Design and identification of partial Peroxisome proliferator activated receptor gamma (PPARγ) agonists using the synthetic analog of Tetrahydrocannabinol (THC) ajulemic acid (AJA) scaffold as a lead molecule

2020-07-19T05:19:07Z

Title: Design and identification of partial Peroxisome proliferator activated receptor gamma (PPARγ) agonists using the synthetic analog of Tetrahydrocannabinol (THC) ajulemic acid (AJA) scaffold as a lead molecule Abstract: PPARγ is a druggable target for the management of diabetes and inflammatory disease. Total agonism of this receptor produced clinically significant adverse effects, resulting in the withdrawal of entire drug classes specifically the glitazones from the market. The main objective of the study were; to use the bioactive conformation of AJA as lead molecule to probe the PPAR LBP. To identify critical interactions responsible for affinity and stability at this locus, identify optimal structures and validate their utility through molecular dynamics simulation. PDB crystallographic depositions, 20M9 and 4XUM describing bound coordinates of PPARγ bound to AJA and indomethacin respectively were recruited.
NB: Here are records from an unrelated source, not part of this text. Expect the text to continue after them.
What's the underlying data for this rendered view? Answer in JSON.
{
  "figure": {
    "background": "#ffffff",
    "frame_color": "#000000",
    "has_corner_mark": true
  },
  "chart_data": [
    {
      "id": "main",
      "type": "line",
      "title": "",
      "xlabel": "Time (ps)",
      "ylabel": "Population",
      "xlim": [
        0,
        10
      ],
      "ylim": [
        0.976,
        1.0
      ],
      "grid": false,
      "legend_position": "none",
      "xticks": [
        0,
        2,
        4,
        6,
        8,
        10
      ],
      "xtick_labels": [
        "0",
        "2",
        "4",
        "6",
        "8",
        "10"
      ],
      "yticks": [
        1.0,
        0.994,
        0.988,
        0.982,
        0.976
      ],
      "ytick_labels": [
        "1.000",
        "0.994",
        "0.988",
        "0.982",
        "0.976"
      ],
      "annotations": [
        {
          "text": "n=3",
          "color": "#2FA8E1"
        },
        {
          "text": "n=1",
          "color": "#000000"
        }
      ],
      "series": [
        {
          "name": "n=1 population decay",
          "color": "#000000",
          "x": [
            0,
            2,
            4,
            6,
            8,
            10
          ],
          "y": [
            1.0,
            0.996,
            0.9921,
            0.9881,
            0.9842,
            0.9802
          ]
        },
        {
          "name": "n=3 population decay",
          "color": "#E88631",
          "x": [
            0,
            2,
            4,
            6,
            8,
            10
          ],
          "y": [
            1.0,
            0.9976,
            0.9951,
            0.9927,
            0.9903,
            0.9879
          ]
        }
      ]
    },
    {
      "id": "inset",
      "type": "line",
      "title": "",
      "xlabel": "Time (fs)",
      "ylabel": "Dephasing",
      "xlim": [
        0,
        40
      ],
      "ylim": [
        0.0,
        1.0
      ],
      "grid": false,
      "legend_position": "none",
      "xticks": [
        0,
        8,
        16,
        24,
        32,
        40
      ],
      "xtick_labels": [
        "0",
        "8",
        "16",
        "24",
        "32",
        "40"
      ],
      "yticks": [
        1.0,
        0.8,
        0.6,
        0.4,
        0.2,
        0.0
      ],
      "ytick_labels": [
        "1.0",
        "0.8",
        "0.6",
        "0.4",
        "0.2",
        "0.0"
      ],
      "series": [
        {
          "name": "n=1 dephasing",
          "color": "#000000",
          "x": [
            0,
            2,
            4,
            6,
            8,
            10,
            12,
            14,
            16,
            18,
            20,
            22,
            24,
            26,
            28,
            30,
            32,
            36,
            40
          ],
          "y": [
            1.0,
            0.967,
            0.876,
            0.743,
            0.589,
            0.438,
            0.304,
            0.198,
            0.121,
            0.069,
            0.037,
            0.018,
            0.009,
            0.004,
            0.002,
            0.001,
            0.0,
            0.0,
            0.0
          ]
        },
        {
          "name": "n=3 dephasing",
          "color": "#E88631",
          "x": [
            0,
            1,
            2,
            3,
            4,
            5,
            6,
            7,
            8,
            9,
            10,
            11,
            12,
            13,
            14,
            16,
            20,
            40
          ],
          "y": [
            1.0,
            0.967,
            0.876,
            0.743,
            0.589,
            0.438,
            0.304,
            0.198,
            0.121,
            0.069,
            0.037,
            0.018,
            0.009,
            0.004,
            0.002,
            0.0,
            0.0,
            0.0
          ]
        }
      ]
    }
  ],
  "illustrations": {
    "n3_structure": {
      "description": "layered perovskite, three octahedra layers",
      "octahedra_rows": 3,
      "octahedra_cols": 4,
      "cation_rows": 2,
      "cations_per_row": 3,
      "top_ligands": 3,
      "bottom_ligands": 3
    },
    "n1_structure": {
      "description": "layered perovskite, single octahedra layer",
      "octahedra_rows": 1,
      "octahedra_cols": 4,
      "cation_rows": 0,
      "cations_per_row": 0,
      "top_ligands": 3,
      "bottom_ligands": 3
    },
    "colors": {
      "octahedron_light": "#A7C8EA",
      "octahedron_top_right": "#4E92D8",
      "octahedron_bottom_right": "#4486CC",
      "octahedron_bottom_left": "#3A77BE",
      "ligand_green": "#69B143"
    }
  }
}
The small molecules were extracted, and their bioactive coordinates were superimposed to generate a consensus pharmacophore. This was submitted as a query to the ZincPharmer® database. The idealised PPARγ LBP was modelled. The hits from the VS exercise were filtered for Lipinski Rule compliance, docked and ranked in order of affinity. A de novo approach was carried out where seeds retaining the critical fragments were modelled computationally. This study yielded 2 lead like molecular cohorts with high affinity for the PPAR. A cohort of 44,276 and 8 high affinity Lipinski Rule compliant molecules with known synthetic pathways were identified and grouped according to pharmacophoric similarity from the VS and de novo approach respectively. The highest ranked structures (n=5) were proposed for molecular dynamics. The selected structures provide guidance to understanding of partial agonism, suggesting a rational approach to the design of molecules capable of activating the receptor at levels that avoid undesirable side effects. Description: M.PHARM.